Burned bodies discovered in Wetlet Township village occupied by junta troops

Residents of a village in Sagaing Region’s Wetlet Township that was occupied by regime forces last week say they discovered the badly burned remains of six villagers when they returned to their homes on Thursday.

The bodies belonged to six men who were detained when junta troops raided the village of Thitseintgyi on January 30, residents said.

“We found the bodies stacked up in a pile. They were so completely burned that they could hardly be recognized as human,” said one 55-year-old man who spoke to Myanmar Now on condition of anonymity.

The village, which is located on the bank of the Ayeyarwady River, came under attack last week after members of a local People’s Defence Force (PDF) tried to stop three motorboats carrying around 40 soldiers at a security checkpoint.

After an exchange of fire, during which the soldiers used artillery, the lightly armed PDF members fled, according to one local man who took part in the clash.

Most other residents also fled, taking shelter at a nearby monastery after the soldiers entered the village, but six were captured and held as hostages, the PDF fighter said.

“We were going to mount an assault on the soldiers when we had the chance, but they had taken hostages, so our village leader told us to wait,” he said.

‘Alive and well fed’

Three of the villagers were arrested in their homes, while three others were taken into custody when they returned to the village to collect some of their belongings, according to family members.

“We were just arriving at the monastery when they decided to go back to get their motorcycles. That’s when they ran into some soldiers,” said Htet Htet, the wife of Ko Ko Lin Maung, one of two brothers who were captured.


The wife of the other brother, Thura Tun, said that the troops, who forced women at the monastery to cook for them, assured them that the detained men would not be harmed.

“They said they wouldn’t lay a finger on them, but then they shot them,” she said.

The other victims were identified as Min Min Tun, father and son Myint Aung and Thel Tun Aung, and Zaw Min Tun, who had returned to the village while the soldiers were still there.

The men were last seen being used as human shields, according to one resident.

“Several people saw them with their hands tied together, walking in front of a column of soldiers,” said the man, adding that they were heading towards hills southwest of the village.

When the troops later returned to the village, the men were no longer with them, he added. 

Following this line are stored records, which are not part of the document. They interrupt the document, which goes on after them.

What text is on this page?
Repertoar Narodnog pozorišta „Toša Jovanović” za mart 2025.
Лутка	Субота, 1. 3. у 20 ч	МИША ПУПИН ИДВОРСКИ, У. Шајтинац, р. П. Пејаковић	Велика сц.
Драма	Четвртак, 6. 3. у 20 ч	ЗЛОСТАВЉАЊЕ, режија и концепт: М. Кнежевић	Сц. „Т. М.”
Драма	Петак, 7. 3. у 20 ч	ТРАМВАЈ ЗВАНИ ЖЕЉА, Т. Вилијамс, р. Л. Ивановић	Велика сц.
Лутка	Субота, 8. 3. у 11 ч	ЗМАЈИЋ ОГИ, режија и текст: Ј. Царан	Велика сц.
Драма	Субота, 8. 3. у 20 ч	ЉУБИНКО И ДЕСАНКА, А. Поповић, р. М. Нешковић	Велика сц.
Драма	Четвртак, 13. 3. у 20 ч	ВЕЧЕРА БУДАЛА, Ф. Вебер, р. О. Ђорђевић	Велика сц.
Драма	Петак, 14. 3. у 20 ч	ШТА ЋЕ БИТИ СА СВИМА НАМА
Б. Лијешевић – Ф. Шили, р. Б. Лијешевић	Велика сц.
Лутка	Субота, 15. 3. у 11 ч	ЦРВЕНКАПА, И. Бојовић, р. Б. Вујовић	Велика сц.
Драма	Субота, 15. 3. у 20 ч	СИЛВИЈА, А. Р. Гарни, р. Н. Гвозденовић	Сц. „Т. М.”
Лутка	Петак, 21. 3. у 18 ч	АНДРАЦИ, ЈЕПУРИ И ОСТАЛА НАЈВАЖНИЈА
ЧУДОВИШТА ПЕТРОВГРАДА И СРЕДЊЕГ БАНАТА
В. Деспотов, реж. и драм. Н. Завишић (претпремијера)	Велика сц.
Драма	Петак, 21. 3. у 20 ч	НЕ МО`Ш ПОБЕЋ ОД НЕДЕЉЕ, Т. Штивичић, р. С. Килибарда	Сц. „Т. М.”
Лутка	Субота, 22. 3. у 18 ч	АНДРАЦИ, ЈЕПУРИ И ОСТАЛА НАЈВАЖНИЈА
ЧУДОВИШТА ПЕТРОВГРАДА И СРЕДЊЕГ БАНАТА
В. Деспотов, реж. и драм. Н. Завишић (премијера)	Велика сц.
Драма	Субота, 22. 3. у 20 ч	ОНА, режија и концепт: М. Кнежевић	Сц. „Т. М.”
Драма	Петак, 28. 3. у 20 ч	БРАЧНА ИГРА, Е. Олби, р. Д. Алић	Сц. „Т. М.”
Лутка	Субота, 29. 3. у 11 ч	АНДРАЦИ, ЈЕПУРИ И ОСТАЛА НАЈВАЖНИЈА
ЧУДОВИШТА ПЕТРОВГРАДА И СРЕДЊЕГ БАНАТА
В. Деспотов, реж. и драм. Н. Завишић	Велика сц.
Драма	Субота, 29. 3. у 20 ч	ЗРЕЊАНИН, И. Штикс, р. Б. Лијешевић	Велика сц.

“One of the monks asked them where the six men were, so they told him that they were alive and being well fed,” he said.

Burning flesh

People living near the hill where the bodies were later found said they heard cries for help and could smell burning flesh, suggesting that the victims were burned alive, according to a spokesperson for a local PDF group.

Thitseintgyi is one of many villages in Sagaing Region that have been subjected to repeated raids by regime forces in recent months, forcing thousands to flee.

In many cases, villagers who didn’t manage to escape have later been found dead. In some instances, their bodies have been burned beyond recognition.

In early December, 11 badly charred bodies were discovered in Done Taw, a village in Salingyi Township, following a raid targeting anti-regime resistance forces.

Similar incidents have also been reported more recently in neighbouring Magway Region, as well as in Kayah (Karenni) State, where the bodies of dozens of civilians were reduced to bones and ash in a massacre carried out on Christmas Eve.

Myanmar’s military junta routinely denies responsibility for such atrocities, despite abundant evidence of its involvement in attacks on civilians.